I looked at my gorgeous ex-wife, whose need for money must be deeply shameful to her. She didn’t look at me but kept her back straight, her shoulders relaxed, and her eyes on her lawyer.

“No,” I said before Margie, and I felt her heel again.

That was apparently exactly what Rinaldo wanted to hear. He opened a folder with full-color photographs that made me want to avert my gaze. My ex-wife’s welted behind, three red slashes across it. I had no idea I’d hit her that hard. I had been pissed off, and it was difficult to feel how hard I was swinging through a haze of rage.

“You admit to giving her those?” Rinaldo seemed to be in charge of the uncomfortable questions.

“I do.”

“Why?”

“We agreed to it beforehand,” I said.

“Are you saying she asked for it?”

“Not in those words.”

“And in the month previous, you broke her wrist during sex.”

“She fell.”

“Yes, I understand that’s the story. You left her in the emergency room as well, so you wouldn’t be questioned,” Rinaldo said.

“I left her because I had a plane to catch and her boyfriend showed up.”

“Your current girlfriend was seen last night with bruises. Did she ‘ask for it’ as well?”

I glanced at Jessica. Her eyes were in her lap. “You must really want this money,” I said.

“Your comment has been noted, Mr. Drazen.”

“Monica and I fell down a hill last night. I’d laugh about it if I wasn’t so banged up myself.”

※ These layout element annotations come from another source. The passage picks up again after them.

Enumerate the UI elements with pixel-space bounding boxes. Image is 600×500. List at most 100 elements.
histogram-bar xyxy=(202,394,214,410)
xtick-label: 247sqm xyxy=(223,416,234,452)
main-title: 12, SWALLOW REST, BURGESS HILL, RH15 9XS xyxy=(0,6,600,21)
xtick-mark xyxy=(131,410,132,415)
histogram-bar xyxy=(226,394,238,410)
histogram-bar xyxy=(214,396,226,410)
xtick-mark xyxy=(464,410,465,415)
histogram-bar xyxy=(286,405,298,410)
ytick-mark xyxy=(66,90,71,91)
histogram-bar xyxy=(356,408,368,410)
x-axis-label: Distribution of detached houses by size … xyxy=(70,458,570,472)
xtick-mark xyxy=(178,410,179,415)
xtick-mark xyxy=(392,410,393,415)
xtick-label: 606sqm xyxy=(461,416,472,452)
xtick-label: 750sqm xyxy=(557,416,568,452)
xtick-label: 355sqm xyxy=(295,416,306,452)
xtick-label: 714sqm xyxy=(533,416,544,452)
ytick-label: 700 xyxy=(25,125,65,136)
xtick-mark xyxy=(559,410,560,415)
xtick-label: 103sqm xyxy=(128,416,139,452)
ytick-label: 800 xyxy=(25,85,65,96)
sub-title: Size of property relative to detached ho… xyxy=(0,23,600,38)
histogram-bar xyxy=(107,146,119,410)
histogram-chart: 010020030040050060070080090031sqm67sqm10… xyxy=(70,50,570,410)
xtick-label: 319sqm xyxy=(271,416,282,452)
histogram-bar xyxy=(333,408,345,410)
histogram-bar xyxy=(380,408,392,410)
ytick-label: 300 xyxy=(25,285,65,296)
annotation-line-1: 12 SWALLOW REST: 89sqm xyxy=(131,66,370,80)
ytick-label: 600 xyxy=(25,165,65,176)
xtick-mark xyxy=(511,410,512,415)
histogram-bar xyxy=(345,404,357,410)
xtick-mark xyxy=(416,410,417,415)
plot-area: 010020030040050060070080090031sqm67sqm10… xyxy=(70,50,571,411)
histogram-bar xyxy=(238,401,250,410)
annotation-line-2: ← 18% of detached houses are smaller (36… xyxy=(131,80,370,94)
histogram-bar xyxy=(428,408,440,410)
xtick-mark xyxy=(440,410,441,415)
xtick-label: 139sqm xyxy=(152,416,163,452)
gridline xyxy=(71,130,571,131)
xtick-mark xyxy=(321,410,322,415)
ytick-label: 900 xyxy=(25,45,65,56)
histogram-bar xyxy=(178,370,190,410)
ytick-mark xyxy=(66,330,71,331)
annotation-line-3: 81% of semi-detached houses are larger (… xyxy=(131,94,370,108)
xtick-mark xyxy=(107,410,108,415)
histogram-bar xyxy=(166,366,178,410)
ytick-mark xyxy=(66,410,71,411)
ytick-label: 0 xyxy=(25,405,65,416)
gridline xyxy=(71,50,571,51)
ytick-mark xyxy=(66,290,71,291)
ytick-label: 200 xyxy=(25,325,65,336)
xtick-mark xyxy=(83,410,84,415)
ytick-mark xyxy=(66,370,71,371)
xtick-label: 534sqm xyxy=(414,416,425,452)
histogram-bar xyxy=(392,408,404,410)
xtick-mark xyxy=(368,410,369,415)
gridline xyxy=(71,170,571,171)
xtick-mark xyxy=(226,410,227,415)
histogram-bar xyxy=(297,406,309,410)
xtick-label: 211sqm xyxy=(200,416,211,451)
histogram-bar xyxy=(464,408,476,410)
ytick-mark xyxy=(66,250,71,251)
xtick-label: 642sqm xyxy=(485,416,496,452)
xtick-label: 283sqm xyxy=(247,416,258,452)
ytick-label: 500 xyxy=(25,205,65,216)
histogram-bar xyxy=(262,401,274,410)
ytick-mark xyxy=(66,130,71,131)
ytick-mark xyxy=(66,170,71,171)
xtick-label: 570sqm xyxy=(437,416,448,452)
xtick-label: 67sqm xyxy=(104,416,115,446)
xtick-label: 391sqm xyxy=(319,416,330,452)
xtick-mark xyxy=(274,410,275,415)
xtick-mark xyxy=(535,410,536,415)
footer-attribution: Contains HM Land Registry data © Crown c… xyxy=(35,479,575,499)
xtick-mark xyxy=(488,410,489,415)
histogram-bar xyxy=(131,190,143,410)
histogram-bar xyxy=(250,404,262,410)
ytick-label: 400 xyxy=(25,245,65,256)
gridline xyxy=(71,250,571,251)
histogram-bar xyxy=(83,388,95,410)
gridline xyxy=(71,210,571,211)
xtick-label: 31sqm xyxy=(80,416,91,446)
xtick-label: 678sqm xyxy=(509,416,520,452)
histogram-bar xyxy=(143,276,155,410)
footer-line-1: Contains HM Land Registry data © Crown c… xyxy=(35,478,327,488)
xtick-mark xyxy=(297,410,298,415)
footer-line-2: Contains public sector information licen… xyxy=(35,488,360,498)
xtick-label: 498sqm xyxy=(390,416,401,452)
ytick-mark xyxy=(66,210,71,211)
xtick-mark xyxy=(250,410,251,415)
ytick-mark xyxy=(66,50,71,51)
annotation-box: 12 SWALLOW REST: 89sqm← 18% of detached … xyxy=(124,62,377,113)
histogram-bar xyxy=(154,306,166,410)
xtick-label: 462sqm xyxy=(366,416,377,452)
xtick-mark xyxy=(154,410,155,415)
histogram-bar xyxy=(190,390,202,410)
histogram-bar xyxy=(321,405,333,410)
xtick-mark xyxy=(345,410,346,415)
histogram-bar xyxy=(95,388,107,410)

“Bruises at the base of her neck are not consistent with a fall.”

Margie clicked her pen to get everyone’s attention and spoke in a tone that stopped Rinaldo and Myers in their tracks. “Thank you, Doctor. Unless you can produce photographs of these alleged bruises, I couldn’t care less about them.”

Rinaldo listened, then smirked. “We can send a forensic photographer to her right now. The State of California doesn’t need her to accuse him of anything.”

“The State of California cannot compel a woman to use her body as evidence in a prosecution. Do you have anything else?” Margie demanded. “Because I’m seeing precious little.”

Myers nodded to Rinaldo, and the young litigator’s shit-eating grin returned. “Ms. Carnes’s phone turned itself on to record when you threw her against the table.” He pressed a button on his phone.

It started with a scream when I pulled her hair. What a convenient starting point. I looked at Jessica again, and her eyes were glued to the phone. I felt her desire to look at me as her screams echoed through the room.

I demanded a safe word. She questioned its necessity, and I said,

“Question me again, and I’m f**king your ass so hard you won’t be able to sit.”

It sounded bad. Really bad. As if she didn’t know what a safe word was or why one was necessary, and I’d interrupted her with a threat.

“It hurts. You’re hitting me.”

Calculated. So calculated. Somewhere in my mind, I admired her. She would have made a truly impressive partner if she wasn’t such a cunt.

The clacking of my belt opening sounded filthy and violent, and my telling her not to yell when I hit her couldn’t have sounded more like abuse. Listening to the scene play out was as uncomfortable as it should have been. And it was quite possible a judge would hear it. The recording could fry me.

“Wait,” Margie interrupted. “Can you pause that a second?”

Rinaldo paused it, but the violence of the encounter lingered in the room.

“Where did that start again?” Margie asked.

“With a scream.” Rinaldo had a wonderful shit-eating grin on his face that would look great once it was wiped off.

“Funny,” Margie said. “I heard this one this morning. It starts much earlier.” She pressed her own phone. My voice came through.

“Jess, how are you?”

A vanilla conversation progressed into the lead in the pipes of her studio, her hurt for money, our history.

“And you’re saying you want to try it my way?”

“I want to. We’d need to set some boundaries beforehand.”

“No, my way. Right now. Then you tell me if you can take it.”

“Stop,” said Jessica. “This is fake.”

“No,” I said. “It’s exactly what happened. I’d swear to it.”